自分が窮地を救われた時に、それがさも運が良かったからの結果だと思っていた自分の傲慢さを恥じてみたり、決して言葉にはせず、気づいてくれなくても、なにかを誰かのためにしてあげたい。大袈裟にいえば、人の幸せを祈るような、そんなピュアな心とはどのように育まれるものなのかなど。
自分には真似のできない「陰徳」というものを受け取って、初めてその尊さを実感したというわけです。
言うは易しで人に施すことは簡単なようで難しいものです。しかもなんの見返りも期待せずに、ただ陰で尽力するなどというのは、なかなか真似のできることではありません。

「どうして言ってくれないの? やってくれたのなら、そう口に出してくれなきゃわからないわ!」と、そんなことばかり思ってしまう私は、人間として未熟だったようです。
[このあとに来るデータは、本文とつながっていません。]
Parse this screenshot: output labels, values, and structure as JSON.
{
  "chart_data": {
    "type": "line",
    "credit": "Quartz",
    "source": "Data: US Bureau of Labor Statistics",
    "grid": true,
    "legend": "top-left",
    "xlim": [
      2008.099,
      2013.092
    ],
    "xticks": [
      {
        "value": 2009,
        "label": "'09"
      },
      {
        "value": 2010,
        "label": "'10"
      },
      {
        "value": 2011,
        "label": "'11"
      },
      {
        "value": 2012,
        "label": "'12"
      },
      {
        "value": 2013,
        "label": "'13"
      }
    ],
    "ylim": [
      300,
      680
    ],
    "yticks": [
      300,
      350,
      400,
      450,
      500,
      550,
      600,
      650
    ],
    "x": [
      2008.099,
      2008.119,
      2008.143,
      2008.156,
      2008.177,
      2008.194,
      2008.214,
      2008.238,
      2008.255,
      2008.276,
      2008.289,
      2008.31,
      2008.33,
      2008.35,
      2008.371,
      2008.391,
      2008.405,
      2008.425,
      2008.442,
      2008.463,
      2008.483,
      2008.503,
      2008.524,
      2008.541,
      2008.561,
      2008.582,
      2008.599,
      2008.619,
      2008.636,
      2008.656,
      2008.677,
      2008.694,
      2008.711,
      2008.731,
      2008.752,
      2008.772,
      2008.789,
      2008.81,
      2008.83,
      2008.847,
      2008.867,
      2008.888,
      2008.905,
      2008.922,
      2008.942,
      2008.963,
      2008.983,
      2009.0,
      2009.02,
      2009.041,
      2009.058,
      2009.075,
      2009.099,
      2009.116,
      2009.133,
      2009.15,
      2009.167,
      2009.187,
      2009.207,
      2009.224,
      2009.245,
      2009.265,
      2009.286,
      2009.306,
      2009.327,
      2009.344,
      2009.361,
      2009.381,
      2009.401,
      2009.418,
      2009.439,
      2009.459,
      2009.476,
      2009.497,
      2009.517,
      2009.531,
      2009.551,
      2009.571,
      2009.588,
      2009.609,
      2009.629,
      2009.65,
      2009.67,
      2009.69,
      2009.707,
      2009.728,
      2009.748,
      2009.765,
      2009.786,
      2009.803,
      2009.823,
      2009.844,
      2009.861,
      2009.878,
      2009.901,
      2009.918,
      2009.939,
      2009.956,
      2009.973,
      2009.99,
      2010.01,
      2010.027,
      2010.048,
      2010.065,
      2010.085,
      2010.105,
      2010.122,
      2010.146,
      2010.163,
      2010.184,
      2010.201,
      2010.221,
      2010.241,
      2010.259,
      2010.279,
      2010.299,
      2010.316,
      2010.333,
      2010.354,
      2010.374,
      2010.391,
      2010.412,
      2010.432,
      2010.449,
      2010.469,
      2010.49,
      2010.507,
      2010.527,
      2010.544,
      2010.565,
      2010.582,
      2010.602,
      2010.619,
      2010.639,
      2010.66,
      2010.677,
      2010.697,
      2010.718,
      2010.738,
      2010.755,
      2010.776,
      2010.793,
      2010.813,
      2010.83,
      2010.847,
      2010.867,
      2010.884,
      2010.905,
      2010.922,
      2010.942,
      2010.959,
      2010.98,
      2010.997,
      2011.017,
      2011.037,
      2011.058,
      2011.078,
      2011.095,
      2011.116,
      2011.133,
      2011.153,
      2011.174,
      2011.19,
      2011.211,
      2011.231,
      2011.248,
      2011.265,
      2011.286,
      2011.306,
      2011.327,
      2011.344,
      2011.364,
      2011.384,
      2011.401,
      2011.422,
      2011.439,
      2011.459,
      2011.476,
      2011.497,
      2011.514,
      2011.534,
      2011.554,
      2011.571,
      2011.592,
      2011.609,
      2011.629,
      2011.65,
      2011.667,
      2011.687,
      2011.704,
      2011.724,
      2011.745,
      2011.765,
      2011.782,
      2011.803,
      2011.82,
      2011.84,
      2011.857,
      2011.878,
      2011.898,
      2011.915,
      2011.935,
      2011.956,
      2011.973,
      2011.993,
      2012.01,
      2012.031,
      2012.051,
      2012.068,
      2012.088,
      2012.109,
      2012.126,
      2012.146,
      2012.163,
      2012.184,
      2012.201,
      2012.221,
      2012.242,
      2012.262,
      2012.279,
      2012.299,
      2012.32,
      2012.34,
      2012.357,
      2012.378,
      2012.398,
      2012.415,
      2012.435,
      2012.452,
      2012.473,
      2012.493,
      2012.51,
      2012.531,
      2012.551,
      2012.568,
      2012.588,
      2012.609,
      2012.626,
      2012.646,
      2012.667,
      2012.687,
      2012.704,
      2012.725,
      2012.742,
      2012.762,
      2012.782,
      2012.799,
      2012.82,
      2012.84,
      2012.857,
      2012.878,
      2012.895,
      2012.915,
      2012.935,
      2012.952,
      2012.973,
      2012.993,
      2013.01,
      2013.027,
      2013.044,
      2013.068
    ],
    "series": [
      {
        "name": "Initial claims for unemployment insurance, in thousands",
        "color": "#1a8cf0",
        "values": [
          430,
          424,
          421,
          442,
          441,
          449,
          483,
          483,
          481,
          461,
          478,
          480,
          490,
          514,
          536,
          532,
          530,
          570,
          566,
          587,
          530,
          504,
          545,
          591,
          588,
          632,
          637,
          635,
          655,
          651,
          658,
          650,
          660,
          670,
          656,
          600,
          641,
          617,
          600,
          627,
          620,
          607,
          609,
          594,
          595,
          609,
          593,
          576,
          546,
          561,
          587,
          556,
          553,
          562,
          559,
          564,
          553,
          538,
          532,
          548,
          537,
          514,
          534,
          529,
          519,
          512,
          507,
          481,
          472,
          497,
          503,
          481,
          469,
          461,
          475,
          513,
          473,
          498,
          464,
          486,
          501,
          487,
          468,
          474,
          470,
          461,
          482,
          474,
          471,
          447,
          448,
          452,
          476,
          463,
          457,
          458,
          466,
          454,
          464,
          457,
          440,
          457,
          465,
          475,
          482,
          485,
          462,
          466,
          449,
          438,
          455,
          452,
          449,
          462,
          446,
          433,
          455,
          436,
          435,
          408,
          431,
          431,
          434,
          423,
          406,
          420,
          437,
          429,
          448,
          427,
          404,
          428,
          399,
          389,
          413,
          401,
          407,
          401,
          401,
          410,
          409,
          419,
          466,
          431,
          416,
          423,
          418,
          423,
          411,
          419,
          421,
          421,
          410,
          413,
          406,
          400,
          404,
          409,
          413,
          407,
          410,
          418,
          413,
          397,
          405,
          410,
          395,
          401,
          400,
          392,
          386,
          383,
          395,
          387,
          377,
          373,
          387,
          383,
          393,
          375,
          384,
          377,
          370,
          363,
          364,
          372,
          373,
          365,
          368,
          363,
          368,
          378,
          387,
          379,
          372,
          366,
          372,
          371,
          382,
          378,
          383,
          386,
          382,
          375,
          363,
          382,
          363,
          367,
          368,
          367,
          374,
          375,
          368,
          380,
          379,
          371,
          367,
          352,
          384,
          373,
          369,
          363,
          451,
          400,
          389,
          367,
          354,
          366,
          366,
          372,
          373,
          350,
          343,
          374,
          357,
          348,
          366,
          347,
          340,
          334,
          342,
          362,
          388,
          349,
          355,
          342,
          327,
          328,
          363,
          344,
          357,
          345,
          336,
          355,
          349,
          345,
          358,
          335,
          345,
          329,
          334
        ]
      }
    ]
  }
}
生粋の日本人だけれど、人生の半分を外国人夫やそのコミュニティーの中で過ごしてきたせいか、何に対してもストレートに表現することがいつのまにか当たり前になっていました。
自己主張して当たり前、そうでなければ全てはなかったも同然とばかりに、いつの間にか人が語る、また目に見える心にしか目を向けないようになっていました。
しかし、人の親切心というのは、決して見た目だけではないのですね。
一見あまり親切ではない人に対しては苦手な人だわ。。。あまり好きではないわ。。。などと思ってしまいがちですが、人の心の中ほどわからないものはないということです。

こんな話を外国人夫にしてみたところ「やりたくて勝手にやってるんだからいいんじゃない?」と、感動すらない様子。。。
「陰徳」という言葉の持つ尊さは、やはり外国人にはしっくりこないようです。
あの方々の文化は

「キミ、困ってるんだね!僕に任せなさい!」

「ほ〜ら、こうしてあげたから、もうキミは大丈夫さ!」

「サンキュ〜!あなたは何という素晴らしい人なんだ!感謝するよ!」

そこで大袈裟にハグをし、お互いの背中をポンポンし合う。。。
と、こんな感じでしょうか(笑)

まぁ、これはこれでストレートにわかりやすくいいとも思うのですが「陰徳」というには程遠い感じです。
自分のために密かに心を砕いていてくれたと気づいた瞬間の感動に比べたら、やはり薄い感じがしてしまいます。

日本人の物言わぬ裏側の心に辟易とすることも少なくない私ですが、こんな控えめな思い遣りに触れると、やはり「日本人っていいわ〜」と思うのでした。。。